7 things to do after NaNoWriMo

Glory in your achievement: this is awesome. Reap your rewards and harvest the best of what you've done. Here are 7 lovely, useful, rewarding things to do now that you've finished NaNoWriMo.

1. Celebrate!

Rejoice in your achievement and the sheer amount of writing, discipline, and dedication you've shown. We often promise ourselves rewards and celebration, and then don't carry through. We turn all adult about it, because everything else has piled up and needs time and attention, but our creative selves are like toddlers and that toddler needs you to follow through. You promised it stuff, so it's time to party. I find celebrating all on my own can feel flat, so I bribe close friends with food and wine to come celebrate with me and force them to listen to me read my favourite parts aloud. Toast your success!


2. Let both of you rest

Give yourself a rest too, a week or two of lots of sleep and calm, gentle doings. If you've finished your novel, let it rest for a couple of months. You can come back to it in February - or even April, if you're living in the northern hemisphere, when the world warms up with optimism again. This will give you a fresh perspective and a good amount of distance when you do come back to it, but it'll also help in another way. One of the weird magics of creative work is that stuff happens when we're not working on something. Let your novel over-winter. And let yourself soak in a warm bath and a glow of achievement.

3. Reflect

With everything you write, you learn new things. If you feel restless and not sure what to do with yourself now that you've finished, spend an hour or two in a coffee shop with your notebook, jotting down your discoveries. What have you learnt about writing and shaping novels? What have you learnt about your own writing practice - what works best for you and what helps you write?

4. Keep writing

Letting your novel rest doesn't mean you stop writing until February or April. Do rest for a week or two and then write something new at a gentler pace. The pace you set in NaNoWriMo is extreme, designed to blast past your internal editor and leap over obstacles, to discover that you can. Few professional writers write that much in a month, even when they write full-time. It's also designed to build a writing habit, though, and you do want to keep that. What's a sustainable amount of time to spend writing - one evening a week? Three a fortnight? Every other lunchtime? Keep using that. It builds a writing habit and it keeps your hand in, like artists' daily sketches. Write something (or somethings) completely different from your novel. If you want ideas, I have a growing batch of writing prompts on the blog.

5. Keep the community

Much of the joy and motivation of NaNo comes from the community - so hold onto that. Join a writers' group in your area or start one yourself, so you can share your creations and your progress. Much of writing is about being alone; this part doesn't need to be. If you're using the writers' seed packets, they have group versions for writers' groups and writing buddies to play the games together, co-creating stories. You don't have to know local writers to start a group: put up an ad in a local shop or the local online classifieds. That's how my best writers' group got started! If you have a writing buddy in a different place, email each other instalments.

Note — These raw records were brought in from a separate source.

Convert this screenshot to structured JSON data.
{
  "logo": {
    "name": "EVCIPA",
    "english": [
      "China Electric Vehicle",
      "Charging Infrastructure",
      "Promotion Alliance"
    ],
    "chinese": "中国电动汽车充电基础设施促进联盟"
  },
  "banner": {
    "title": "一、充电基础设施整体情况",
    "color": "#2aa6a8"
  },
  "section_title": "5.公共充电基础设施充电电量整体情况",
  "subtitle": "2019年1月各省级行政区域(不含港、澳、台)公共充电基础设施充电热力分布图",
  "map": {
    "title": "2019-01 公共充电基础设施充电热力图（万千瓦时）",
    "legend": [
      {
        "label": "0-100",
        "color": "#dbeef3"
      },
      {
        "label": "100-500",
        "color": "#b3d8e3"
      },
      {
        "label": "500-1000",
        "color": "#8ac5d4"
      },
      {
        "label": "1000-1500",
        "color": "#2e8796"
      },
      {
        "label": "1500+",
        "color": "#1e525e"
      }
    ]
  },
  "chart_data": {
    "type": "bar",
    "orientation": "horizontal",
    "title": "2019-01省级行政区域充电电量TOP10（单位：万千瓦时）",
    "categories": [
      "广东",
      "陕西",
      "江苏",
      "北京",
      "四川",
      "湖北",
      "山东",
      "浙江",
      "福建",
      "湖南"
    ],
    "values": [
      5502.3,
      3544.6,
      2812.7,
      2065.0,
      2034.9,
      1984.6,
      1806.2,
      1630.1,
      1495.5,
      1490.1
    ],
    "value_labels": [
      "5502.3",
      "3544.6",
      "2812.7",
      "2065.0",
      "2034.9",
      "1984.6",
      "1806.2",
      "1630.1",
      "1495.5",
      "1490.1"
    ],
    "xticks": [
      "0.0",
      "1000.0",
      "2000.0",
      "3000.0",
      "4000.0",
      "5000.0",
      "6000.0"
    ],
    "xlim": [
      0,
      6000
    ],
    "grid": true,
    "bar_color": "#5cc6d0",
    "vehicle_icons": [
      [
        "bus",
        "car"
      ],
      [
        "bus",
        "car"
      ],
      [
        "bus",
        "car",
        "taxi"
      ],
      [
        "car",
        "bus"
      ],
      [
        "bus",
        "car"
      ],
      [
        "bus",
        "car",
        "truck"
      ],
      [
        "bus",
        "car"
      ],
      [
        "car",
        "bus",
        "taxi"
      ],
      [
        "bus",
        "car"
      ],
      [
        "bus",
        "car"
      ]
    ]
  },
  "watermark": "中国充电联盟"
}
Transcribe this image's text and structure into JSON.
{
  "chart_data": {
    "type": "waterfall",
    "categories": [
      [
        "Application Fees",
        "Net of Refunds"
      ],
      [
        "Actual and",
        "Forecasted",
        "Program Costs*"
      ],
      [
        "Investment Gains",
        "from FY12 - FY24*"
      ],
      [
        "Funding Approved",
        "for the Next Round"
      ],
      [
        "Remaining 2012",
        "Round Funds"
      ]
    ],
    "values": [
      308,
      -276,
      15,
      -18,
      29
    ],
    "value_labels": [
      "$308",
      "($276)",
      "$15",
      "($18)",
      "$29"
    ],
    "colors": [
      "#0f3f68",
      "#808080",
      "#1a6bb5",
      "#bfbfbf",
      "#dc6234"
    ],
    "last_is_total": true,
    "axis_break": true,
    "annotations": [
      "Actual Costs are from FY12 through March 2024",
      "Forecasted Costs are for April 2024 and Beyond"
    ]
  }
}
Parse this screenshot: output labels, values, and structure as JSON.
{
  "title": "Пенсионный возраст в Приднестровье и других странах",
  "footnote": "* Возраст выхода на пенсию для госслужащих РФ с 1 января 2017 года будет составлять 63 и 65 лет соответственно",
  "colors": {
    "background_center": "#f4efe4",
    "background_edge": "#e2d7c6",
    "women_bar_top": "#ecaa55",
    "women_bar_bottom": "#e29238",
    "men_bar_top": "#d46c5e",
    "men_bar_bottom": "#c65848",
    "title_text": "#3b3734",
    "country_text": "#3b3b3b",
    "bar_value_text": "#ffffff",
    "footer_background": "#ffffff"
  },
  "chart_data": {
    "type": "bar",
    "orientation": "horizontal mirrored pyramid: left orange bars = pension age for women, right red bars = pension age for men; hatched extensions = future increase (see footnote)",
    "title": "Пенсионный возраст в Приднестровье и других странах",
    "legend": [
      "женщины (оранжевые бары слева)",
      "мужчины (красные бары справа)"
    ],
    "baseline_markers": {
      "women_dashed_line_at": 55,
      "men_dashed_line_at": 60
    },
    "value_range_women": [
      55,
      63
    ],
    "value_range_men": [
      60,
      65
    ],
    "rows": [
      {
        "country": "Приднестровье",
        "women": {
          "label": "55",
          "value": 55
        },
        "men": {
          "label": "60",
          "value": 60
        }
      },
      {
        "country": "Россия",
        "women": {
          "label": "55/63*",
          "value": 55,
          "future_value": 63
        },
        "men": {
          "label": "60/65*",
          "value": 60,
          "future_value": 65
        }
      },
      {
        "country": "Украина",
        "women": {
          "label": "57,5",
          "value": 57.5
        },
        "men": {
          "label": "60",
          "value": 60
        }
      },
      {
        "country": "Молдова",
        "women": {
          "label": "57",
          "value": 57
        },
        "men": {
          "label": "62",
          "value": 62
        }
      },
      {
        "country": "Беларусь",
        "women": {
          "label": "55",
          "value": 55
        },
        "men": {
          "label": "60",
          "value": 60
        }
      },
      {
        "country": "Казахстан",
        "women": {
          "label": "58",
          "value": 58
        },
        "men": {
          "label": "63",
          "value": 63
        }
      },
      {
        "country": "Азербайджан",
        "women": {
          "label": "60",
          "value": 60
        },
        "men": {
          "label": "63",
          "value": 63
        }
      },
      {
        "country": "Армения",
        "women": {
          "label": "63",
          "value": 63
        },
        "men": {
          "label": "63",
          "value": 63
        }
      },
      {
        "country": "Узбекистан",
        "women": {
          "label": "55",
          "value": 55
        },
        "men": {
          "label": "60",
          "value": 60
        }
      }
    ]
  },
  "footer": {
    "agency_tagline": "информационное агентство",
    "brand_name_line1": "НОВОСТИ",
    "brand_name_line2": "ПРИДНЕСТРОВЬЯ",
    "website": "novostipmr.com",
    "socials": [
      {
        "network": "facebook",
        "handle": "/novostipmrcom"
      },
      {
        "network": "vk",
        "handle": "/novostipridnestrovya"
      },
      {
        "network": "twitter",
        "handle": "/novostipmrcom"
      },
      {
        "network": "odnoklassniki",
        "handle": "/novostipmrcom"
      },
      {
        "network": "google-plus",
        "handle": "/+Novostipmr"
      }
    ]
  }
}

6. Learn more about writing

With everything you write, you learn a swathe about writing and discover new hinterlands of things to learn. While your novel overwinters and you play around with other ideas, play around with other aspects of writing and learn more about it. Books on writing can have hugely helpful information and tips, but also be inhibiting and analytical (which is why I created the Story Elements course around games and activities): you need to process all that learning so it becomes part of your repertoire. (That's also why taking a break and working on something different can be valuable.)

7. Revisit your book

With all this in place, by February or April you should be ready to revisit the wonderful marvellous thing you've just finished writing - with new knowledge about writing, your wings spread a little further, and a regular writing habit consolidated. You'll discover some bits that don't work; you'll read parts that strike you to the heart and impress you so much that you can't quite believe you wrote that. You'll be ready to rework it, edit it, finesse it, whatever it needs, and you'll be able to see what it needs.


Congratulations. So sincerely. And I hope you're celebrating what you've achieved.